Gooja Singh, it seemed, probably not believing we had one chance in a million, decided to contrive safety for himself. So with one Kurd to help him, he escaped in the night, and went and found Wassmuss in a Kurdish village in the mountains. He told Wassmuss who we were, and whence we were, and what we intended. So Wassmuss (who must be a very remarkable man indeed), although a prisoner, exerted so much persuasion forthwith that three hundred Kurds consented to escort the party of Germans there and then to Afghanistan. He promised them I know not what reward, but the point is they consented, and within eight hours of Gooja Singh's arrival the German party was on its way.
Then Wassmuss sent the thousand Kurds to deal with us; but, as I have told, we beat them. And that made the Kurds who held Wassmuss prisoner extremely angry with Gooja Singh; so they made him prisoner, too. And then, by signal and galloper and shouts from crag to crag came word that the Turks were marching in force to invade the mountains, and instantly they turned on Gooja Singh and would have torn him in pieces for being a spy of the Turks, sent on ahead to prepare the way. But some cooler head than the rest urged to put him to the torture, and they agreed.
Whether or not Gooja Singh declared under torture that we were Turks we could not get to know, but it is certain that the Kurds decided we were Turks, whatever Wassmuss swore to the contrary; and doubtless he swore furiously! And because they believed us to be Turks, they let us be for the present, sure that we would try to make our way back if they could keep the main Turkish forces from regaining touch with us. And Gooja Singh they presently crucified in a place where we would almost surely see him, thinking thus to surprise us with the information that all was known, and to frighten us into a state of comparative harmlessness—a favorite Kurdish trick.
That did not account for everything. It did not account for our victory over Turks in the hail-storm and our plunder of the Turks' camp and capture of the gold. But none had seen that raid because of the storm, and the spies who had said they talked with our men in the night were now disbelieved.

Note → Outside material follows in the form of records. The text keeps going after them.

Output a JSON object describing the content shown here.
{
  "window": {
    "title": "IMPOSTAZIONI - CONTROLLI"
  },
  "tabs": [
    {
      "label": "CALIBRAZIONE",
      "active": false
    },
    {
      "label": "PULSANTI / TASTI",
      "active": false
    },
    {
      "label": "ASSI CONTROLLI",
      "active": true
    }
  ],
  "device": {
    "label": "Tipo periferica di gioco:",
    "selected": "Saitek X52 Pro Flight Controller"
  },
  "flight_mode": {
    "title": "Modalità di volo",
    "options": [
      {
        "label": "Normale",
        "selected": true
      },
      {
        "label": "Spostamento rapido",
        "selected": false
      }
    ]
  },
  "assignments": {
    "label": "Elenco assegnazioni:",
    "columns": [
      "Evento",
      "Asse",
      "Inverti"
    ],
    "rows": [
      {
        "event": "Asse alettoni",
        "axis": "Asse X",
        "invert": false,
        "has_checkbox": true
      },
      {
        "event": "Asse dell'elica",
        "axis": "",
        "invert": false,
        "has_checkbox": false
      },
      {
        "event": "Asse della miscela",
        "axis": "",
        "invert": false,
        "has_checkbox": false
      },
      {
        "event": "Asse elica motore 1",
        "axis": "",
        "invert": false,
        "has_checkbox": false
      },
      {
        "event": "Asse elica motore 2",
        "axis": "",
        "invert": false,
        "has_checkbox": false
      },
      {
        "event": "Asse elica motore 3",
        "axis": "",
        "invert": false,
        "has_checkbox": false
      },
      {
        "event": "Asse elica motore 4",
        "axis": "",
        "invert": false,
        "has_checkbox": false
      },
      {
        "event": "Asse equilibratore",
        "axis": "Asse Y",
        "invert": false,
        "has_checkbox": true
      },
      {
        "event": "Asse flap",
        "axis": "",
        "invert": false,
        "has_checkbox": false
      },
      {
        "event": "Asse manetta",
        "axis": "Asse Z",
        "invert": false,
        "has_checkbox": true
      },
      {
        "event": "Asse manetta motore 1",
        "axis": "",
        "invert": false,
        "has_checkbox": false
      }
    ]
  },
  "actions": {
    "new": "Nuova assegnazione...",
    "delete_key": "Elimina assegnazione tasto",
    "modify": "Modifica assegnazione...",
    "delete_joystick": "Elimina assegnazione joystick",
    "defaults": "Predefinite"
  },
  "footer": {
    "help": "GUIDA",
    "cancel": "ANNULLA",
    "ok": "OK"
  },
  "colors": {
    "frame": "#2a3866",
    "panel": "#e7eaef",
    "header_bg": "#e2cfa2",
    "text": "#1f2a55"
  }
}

Our presence in the hills and Gooja Singh's escape was all set down to Turkish trickery; and doubtless they did not believe we truly had gold with us, or they would have detached at least a party to follow us up and keep in touch.
The clearest thing of all that the disjointed scraps of tale betrayed was that we were in luck! If the Kurds believed us to be Turks, they were likely to let us wander at will, if only for the very humor and sport of hunting us down when we should try to break back. "No need to waste more labor setting this camp to rights!" said I. "We shall rest a little and be up and away again!" And the wounded groaned, and some objected, but I proved right. Ranjoor Singh was no man to study comfort when opportunity showed itself. We rested two hours, and during those two hours our friend the Kurdish chief made tip his mind, and he and Ranjoor Singh struck a new bargain.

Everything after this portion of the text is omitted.